AWS also underpins the Statewide Cyber Readiness Grant Program launched in fall 2022 by the Arizona Department of Homeland Security. A task force selected two software providers hosted on AWS, Tanium and CrowdStrike, to help cities, counties and schools improve their cybersecurity capabilities.
The AWS Marketplace was used to obtain and deploy the security software. The Marketplace facilitates contracting with multiple sellers, helps make the most of software licensing costs and maintains visibility across all accounts, making it easier and more efficient to track and manage software spending.
The grant program was created to improve the cybersecurity efforts of Arizona’s most vulnerable cities, counties, and K-12 school districts. It is backed with $10 million in general fund appropriations.

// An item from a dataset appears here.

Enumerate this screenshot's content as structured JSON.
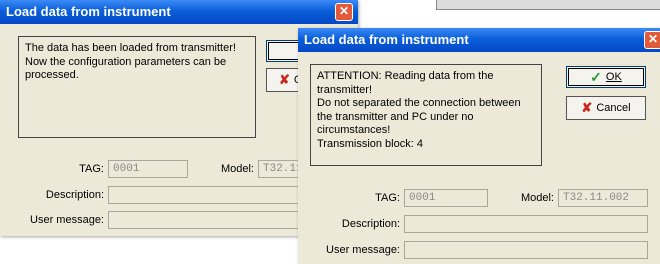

The program supports local entities by accessing technical assistance and software licenses across five functional areas: advanced endpoint protection, converged endpoint management, multi-factor authentication, security awareness training and web application firewall.
This effort is not an isolated case with an Arizona agency. AWS also has collaborated with the Arizona Commerce Authority to increase access to cloud computing education in schools across the state.
Arizona schools now have the opportunity to implement AWS Academy and AWS Educate programs, integrating cloud computing education into our classrooms. The programs prepare students by providing hands-on experience in the AWS Cloud to gain the skills and knowledge needed for entry-level cloud roles
If you think AWS efforts only directly touch those in the tech world, think again. It also is involved in tackling a challenge affecting residents in Arizona and beyond: climate change.
The Amazon Sustainability Data Initiative (ASDI) program is helping sustainability experts advance climate change solutions through the use of data. ASDI collaborates with scientific organizations like the U.S. National Oceanic and Atmospheric Administration to host important climate data on the AWS Cloud, which has the infrastructure to host very large datasets. Amazon and AWS then make the data available for anyone to access at no cost.
Many important datasets like satellite images and weather forecasts are stored across the globe in large files and complex systems that most people cannot access without specialized computers. That can slow progress toward climate solutions and exclude experts without the resources.
Launched in 2018, ASDI now hosts more than 130 datasets, including solar forecasts, ocean temperatures and climate projections. ASDI also offers cloud grants to help researchers cover the costs of analyzing the data.
Amazon Web Services certainly brings solutions to our doorsteps and to every corner of Arizona.
Steven Zylstra is president and CEO of the Arizona Technology Council.